Code du travail : comment Macron va légiférer par ordonnances

Le Premier ministre Edouard Philippe et la ministre du Travail Muriel Pénicaud dévoilent mardi leur feuille de route pour réformer le Code du travail. Pour ce faire, ils passeront par le système des ordonnances. Un processus qu'Emmanuel Macron a défini juste avant son élection sur France Inter : "L'ordonnance permet de raccourcir le processus parlementaire et d'éviter les navettes parlementaires." Le principe de l'ordonnance ne veut pas dire outrepasser les pouvoirs du Parlement, comme dans le cadre de l'article 49-3 utilisé par Manuel Valls par exemple pour imposer la loi Macron ou la loi Travail. En effet, l'exécutif doit avoir le feu vert du législatif et ce, via un cadre très strict.
 
Des ordonnances estivales pour une ratification à l'automne
 
Le Parlement va autoriser, par le biais d'un projet de loi d'habilitation - annoncée pour le 28 juin en Conseil des ministres -, le gouvernement à légiférer sur un sujet donné et dans un délai fixé. Puis l'Assemblée nationale et le Sénat valideront ou non l'ensemble des ordonnances via un projet de loi de ratification. Dans le temps imparti, Edouard Philippe et Muriel Pénicaud, sa ministre du Travail, devront rédiger leurs ordonnances, les faire valider par le Conseil d'Etat puis les adopter en Conseil des ministres.
 
La semaine dernière sur France 2, le Premier ministre Edouard Philippe a rapidement détaillé son calendrier : "Les ordonnances seront prises avant la fin de l'été. La fin de l'été, c'est le 21 septembre.

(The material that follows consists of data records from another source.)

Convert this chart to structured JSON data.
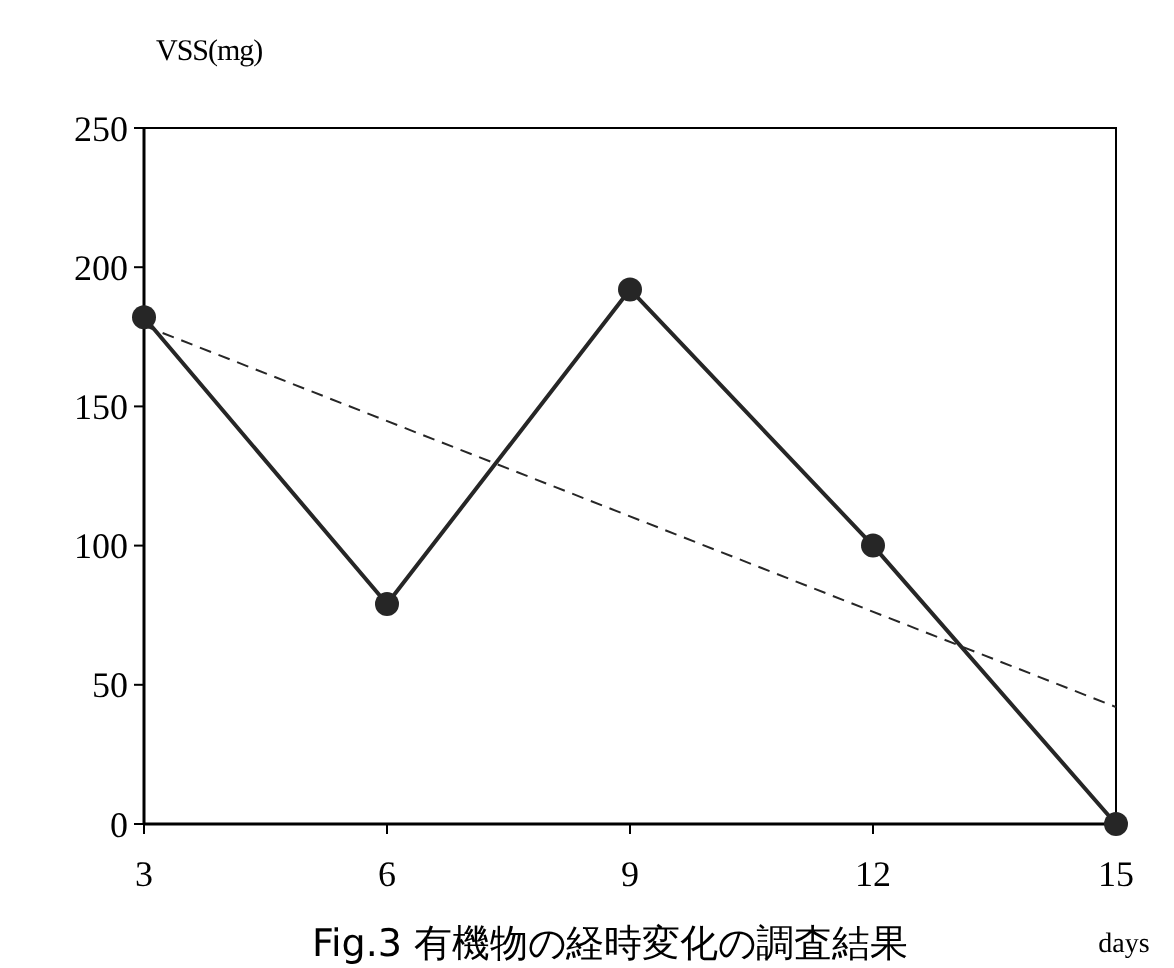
{
  "chart_data": {
    "type": "line",
    "title": "Fig.3 有機物の経時変化の調査結果",
    "xlabel": "days",
    "ylabel": "VSS(mg)",
    "x": [
      3,
      6,
      9,
      12,
      15
    ],
    "xlim": [
      3,
      15
    ],
    "xticks": [
      3,
      6,
      9,
      12,
      15
    ],
    "ylim": [
      0,
      250
    ],
    "yticks": [
      0,
      50,
      100,
      150,
      200,
      250
    ],
    "grid": false,
    "series": [
      {
        "color": "#262626",
        "values": [
          182,
          79,
          192,
          100,
          0
        ],
        "marker": "circle",
        "line_style": "solid"
      },
      {
        "type": "line",
        "color": "#262626",
        "x": [
          3,
          15
        ],
        "values": [
          179,
          42
        ],
        "marker": "none",
        "line_style": "dashed"
      }
    ]
  }
}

Donc avant cette date et la reprise de la session parlementaire normale." Après la publication des ordonnances au Journal officiel, la loi de ratification est la véritable étape sensible du processus : l'ordonnance n'acquiert en effet sa valeur législative qu'après l'adoption définitive - et globale - du Parlement.
 
Ce sont donc sur toutes les ordonnances publiées que députés et sénateurs devront se prononcer à l'automne. Il faut donc à Emmanuel Macron et Edouard Philippe une majorité confortable à l'Assemblée nationale et au Sénat - il y a des élections sénatoriales en septembre - pour éviter les mauvaises surprises.